Now, looking at this photo, you will see how the anatomy of our breathing apparatus also assists the heart in pumping. As we breathe in, the diaphragm descends. The diaphragm's fascial attachments to the heart's lining pull the heart down with the diaphragm. At the same time, the lungs expand three-dimensionally, pressing into the heart and exerting pressure on it. This changes the shape of the heart, increasing its length and decreasing its circumference. As we breathe out and the diaphragm elevates, the downward tension on the fascia is relieved. As the lungs deflate, the pressure on the heart reduces. This means that the heart is longer and thinner during inhalation and becomes shorter and fatter during exhalation. This continual change in pressure and shape assists the flow of blood.
Facia has been an important factor in osteopathic treatment for longer than in most other manual therapy or movement systems, and this photo perfectly illustrates why. The heart is connected to the diaphragm, which is connected to the spine, the liver, the psoas muscle, the ribcage, and so much more.
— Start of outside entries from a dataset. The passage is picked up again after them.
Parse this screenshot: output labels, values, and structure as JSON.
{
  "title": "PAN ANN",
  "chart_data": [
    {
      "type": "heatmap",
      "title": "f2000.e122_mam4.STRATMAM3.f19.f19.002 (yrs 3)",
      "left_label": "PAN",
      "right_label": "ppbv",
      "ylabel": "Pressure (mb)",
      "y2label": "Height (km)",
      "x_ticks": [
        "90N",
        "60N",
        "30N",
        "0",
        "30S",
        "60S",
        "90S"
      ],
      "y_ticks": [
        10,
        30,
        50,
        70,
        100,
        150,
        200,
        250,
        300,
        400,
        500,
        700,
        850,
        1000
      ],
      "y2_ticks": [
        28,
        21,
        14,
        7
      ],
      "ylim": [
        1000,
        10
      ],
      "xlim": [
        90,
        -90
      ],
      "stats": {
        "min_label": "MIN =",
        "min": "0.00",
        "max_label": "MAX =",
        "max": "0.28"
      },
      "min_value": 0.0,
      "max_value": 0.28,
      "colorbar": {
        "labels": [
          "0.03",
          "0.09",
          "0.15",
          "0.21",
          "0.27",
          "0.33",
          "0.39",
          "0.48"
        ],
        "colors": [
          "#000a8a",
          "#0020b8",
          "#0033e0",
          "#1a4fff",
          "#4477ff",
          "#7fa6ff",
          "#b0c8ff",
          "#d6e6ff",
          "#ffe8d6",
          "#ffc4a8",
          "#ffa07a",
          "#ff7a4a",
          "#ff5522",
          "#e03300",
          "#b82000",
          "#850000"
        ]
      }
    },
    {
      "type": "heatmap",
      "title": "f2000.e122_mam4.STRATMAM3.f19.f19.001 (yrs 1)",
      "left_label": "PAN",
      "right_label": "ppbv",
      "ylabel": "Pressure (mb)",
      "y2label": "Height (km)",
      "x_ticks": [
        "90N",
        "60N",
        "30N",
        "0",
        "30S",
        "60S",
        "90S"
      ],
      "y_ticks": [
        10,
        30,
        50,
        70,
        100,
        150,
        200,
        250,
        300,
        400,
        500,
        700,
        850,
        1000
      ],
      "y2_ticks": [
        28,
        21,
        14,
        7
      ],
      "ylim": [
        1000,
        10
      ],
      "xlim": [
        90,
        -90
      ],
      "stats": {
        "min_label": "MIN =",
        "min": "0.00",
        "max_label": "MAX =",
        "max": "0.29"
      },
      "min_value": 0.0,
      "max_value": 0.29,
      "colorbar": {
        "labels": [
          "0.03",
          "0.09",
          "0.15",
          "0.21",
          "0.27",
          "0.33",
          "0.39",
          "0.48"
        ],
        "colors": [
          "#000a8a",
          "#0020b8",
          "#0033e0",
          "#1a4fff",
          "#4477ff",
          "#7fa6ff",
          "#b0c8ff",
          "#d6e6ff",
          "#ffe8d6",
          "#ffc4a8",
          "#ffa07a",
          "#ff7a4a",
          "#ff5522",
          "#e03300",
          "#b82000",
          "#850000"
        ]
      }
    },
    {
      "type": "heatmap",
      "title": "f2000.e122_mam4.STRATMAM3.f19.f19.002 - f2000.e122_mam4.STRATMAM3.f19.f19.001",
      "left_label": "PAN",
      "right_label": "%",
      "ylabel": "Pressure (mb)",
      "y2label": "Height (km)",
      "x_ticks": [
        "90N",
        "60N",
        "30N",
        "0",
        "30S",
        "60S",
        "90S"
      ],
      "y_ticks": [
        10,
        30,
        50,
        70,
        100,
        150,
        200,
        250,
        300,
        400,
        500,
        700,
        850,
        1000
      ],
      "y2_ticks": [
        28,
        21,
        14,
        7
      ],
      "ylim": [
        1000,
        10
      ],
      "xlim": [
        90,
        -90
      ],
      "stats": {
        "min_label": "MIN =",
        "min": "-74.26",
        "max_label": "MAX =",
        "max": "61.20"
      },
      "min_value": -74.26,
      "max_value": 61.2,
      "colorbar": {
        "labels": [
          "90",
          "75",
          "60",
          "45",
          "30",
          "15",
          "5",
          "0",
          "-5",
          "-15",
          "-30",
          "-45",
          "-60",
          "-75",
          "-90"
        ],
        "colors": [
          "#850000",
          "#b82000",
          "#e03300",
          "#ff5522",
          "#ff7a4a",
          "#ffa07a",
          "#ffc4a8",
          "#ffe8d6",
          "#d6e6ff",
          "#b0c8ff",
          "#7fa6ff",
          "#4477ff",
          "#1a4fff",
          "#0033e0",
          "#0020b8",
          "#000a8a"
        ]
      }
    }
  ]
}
In osteopathy, we are taught that the body is a whole and must be treated as such, and so we can’t treat the spine without considering the rest of the body. As the old spiritual song “Dem Bones” has it:
“Toe bone connected to the foot bone,
Foot bone connected to the heel bone,
Heel bone connected to the ankle bone,
Ankle bone connected to the leg bone,
Leg bone connected to the knee bone,
Knee bone connected to the thigh bone,
Thigh bone connected to the hip bone … etc.”